Stop being so Ashkenormative!
Performer Vanessa Hidary, the Hebrew Mamita, to perform in Teaneck
Woody Allen had it easy.
A Jewish mother, a slice of herring, a dab of gefilte fish jelly, a shmear of Martin Buber, and a put-down of mayonnaise on white bread for a punch line. Everyone knew what the Jewish menu and the Jewish joke looked like, 50 years ago.
It was never that simple, of course. New York mythology aside, not all Jews left Russia between 1880 and 1923. And not all Jews spoke Yiddish. But ask around in Syrian communities in New York City and you’ll hear stories of grandparents from Damascus and Aleppo whose Jewishness met with stares of disbelief. “How could you be Jewish if you don’t speak Jewish?” that is, Yiddish, they were asked by their Ashkenazic neighbors.

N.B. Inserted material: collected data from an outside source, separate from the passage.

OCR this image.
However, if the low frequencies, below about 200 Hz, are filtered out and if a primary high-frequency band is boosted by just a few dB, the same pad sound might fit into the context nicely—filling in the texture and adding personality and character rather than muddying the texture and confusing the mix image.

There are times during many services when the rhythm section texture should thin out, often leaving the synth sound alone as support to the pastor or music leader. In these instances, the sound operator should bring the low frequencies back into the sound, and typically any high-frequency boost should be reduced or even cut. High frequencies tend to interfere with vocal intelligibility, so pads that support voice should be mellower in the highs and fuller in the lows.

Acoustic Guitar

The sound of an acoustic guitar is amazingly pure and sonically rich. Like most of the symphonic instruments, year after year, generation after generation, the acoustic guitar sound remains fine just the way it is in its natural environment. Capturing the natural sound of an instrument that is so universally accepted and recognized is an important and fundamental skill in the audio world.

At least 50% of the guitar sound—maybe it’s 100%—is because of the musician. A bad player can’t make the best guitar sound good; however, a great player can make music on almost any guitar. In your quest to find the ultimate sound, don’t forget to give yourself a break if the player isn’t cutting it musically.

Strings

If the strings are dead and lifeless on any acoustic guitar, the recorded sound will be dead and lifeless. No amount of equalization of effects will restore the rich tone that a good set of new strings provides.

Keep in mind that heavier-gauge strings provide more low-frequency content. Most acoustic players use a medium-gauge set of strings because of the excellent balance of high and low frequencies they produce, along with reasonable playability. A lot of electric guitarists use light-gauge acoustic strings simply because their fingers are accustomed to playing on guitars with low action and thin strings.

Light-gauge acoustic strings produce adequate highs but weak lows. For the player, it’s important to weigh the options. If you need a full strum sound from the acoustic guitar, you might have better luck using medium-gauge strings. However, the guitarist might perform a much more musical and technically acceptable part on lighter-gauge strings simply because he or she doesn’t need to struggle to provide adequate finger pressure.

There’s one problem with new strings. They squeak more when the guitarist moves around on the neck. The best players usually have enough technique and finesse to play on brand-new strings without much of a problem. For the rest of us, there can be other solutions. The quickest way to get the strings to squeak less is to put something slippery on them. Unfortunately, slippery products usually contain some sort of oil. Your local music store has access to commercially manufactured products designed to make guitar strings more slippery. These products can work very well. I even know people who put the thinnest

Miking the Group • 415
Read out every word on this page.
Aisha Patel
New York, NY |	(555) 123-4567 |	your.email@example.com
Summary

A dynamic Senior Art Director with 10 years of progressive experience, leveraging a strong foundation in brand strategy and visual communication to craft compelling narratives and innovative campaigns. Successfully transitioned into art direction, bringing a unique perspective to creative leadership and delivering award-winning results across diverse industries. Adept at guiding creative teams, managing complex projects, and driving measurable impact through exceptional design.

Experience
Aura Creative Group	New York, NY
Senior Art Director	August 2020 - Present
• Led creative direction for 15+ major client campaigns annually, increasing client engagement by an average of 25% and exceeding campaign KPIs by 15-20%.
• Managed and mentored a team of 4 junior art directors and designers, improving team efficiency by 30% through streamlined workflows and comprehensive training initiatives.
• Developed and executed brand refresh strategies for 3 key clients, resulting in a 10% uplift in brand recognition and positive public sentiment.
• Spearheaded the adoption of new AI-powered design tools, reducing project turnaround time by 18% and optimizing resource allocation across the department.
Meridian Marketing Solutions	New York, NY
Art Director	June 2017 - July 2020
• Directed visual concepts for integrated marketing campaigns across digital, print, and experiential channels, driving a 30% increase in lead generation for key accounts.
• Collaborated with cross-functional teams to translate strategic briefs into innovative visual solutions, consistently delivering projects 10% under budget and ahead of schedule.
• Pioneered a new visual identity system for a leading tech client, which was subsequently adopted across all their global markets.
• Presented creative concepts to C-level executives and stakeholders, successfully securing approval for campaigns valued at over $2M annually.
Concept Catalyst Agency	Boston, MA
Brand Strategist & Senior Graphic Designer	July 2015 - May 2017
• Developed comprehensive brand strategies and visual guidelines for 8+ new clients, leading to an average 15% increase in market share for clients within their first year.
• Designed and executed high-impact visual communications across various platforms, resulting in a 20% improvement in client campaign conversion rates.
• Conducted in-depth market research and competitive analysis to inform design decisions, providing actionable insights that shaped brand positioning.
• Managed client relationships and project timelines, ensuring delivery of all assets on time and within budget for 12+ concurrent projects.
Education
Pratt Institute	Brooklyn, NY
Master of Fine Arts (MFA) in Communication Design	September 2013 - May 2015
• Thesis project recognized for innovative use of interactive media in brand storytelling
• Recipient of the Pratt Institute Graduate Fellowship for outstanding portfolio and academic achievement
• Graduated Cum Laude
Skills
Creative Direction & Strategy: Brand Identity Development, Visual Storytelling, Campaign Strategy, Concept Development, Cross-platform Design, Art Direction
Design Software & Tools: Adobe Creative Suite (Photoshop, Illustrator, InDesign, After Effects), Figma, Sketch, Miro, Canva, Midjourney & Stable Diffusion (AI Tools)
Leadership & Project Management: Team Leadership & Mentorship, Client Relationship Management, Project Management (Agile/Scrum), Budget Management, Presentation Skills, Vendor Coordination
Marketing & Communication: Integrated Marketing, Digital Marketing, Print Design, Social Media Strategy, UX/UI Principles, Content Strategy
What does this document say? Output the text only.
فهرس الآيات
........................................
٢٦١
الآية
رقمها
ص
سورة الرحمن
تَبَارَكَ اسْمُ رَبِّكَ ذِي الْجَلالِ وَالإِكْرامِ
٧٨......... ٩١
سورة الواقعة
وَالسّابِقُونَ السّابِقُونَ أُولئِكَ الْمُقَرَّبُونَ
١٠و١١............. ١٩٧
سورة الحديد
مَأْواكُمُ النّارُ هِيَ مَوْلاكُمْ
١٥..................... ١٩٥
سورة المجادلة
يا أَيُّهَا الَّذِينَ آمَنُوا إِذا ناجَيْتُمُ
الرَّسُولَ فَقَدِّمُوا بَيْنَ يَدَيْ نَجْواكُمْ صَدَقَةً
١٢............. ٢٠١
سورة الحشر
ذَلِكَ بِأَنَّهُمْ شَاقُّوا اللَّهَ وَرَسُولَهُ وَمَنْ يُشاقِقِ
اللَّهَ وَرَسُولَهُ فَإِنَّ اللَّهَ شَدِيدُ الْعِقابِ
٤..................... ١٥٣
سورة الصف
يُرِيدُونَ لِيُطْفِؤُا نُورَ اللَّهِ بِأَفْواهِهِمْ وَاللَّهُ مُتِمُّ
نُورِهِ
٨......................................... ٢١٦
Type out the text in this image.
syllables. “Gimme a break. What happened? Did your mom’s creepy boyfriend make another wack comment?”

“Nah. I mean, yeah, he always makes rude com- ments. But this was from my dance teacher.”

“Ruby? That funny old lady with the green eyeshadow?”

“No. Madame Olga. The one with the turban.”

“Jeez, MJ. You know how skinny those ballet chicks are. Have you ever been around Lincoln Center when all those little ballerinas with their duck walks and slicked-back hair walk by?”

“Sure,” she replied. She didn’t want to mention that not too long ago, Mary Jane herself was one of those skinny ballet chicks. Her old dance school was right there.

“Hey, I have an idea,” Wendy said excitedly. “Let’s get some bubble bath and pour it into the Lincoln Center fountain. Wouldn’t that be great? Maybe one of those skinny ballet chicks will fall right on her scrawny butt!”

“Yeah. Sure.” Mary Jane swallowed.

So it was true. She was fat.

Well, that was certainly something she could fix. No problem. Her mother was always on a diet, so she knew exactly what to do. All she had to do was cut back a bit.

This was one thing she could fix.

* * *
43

That was then. Now you can dismiss your Litvak zeidie’s ignorant arrogance with a high-falutin’ put-down: Oh, he’s being Ashkenormative again. A lot of consciousness has been raised in the past decade and half on how much the Jewish community constricted itself with unspoken, unquestioned assumptions about Jews looking a certain way, acting a certain way, eating a certain away. In a multicultural age, it began to make sense that there are lots of Jewish cultures.
And at the forefront of that consciousness raising, holding the mic and posting spoken-word videos to YouTube, was Vanessa Hidary, the self-styled Hebrew Mamita, who will perform at Temple Emeth in Teaneck this Shabbat afternoon.
Ms. Hidary grew up in a Jewishly diverse family — her mother from Syrian stock, her father Ashkenazic. Her grandmother had come from Aleppo, where she never would have heard the term “gefilte fish” — which, after all, is simply how you say “stuffed fish” in Yiddish.
She grew up not in the Lower East Side, or in Jewish Brooklyn, but in Manhattan’s Upper West Side, at 88th and Columbus. She’s a bit vague about exactly when, but has described it as during the “hip-hop era.” She went to a local public school and her best friend was a Puerto Rican whose parents owned the corner bodega. Ms. Hidary discovered what it was like to be seen sometimes as Jewish and sometimes as not. She didn’t always like what she heard people say about Jews when they thought she wasn’t one.
She graduated from the LaGuardia High School of the Arts, studied at Hunter College, and earned an M.F.A. in acting.
When it was time to put on a performing persona, to venture to the East Village performance spaces and even the famed Nuyorican Poets Cafe, she dubbed herself the Hebrew Mamita because, she said, “I wanted to represent my neighborhood and how I grew up. I grew up with a very strong Latino culture around me. Mamita is a term of endearment.”
The performance she will bring to Teaneck centers on “modern Jewish identity and race relations, my experience growing up— plus a q-and-a afterward.” Her career has taken her well past New Jersey; she has performed from Alabama to Jerusalem.
“I do sessions that deal with the basics of what does Jewish look like to you. I talk about Jewish living outside the box,” she said.
“When I was growing up, people didn’t know that much about Sephardic Jews, about Jews of different cultures and races. I think the Internet has changed that a lot. They’re starting to have a bigger presence, and the Jewish community is changing. The community is becoming more open to having different faces.”
She can’t quite believe that it has been 15 years since she first worked with Be’chol Lashon, — Hebrew for “in every tongue” — a then-brand-new organization in San Francisco, which imagines “a new global Judaism that transcends differences in geography, ethnicity, class, race, ritual practice, and beliefs.” One of Be’chol Lashon’s premiere activities is an overnight summer camp for racially and ethnically diverse Jewish children.
Locally, Be’chol Lashon’s mission is echoed by Temple Emeth’s Viewpoints committee, which is sponsoring Ms. Hidary. The committee was “formed to celebrate the diversity of the Jewish community and includes programs that highlight the interfaith, interracial, and LGBT communities.”
Ms. Hidary promises that her performance will bring “a lot of humor mixed into poignant things to think about.”
Her latest project has placed her in the director’s chair. It’s a show called Kaleidoscope. She brought together a group of a dozen “ethnically diverse Jews, Jews of color, Sephardic Jews, and had them write their experiences growing up.”
Kaleidoscope’s creation and some performances were underwritten by grants from New York’s UJA-Federation and the 14th Street Y. Now Ms. Hidary is applying for grants to “make that show happen again and attach a curriculum to that.”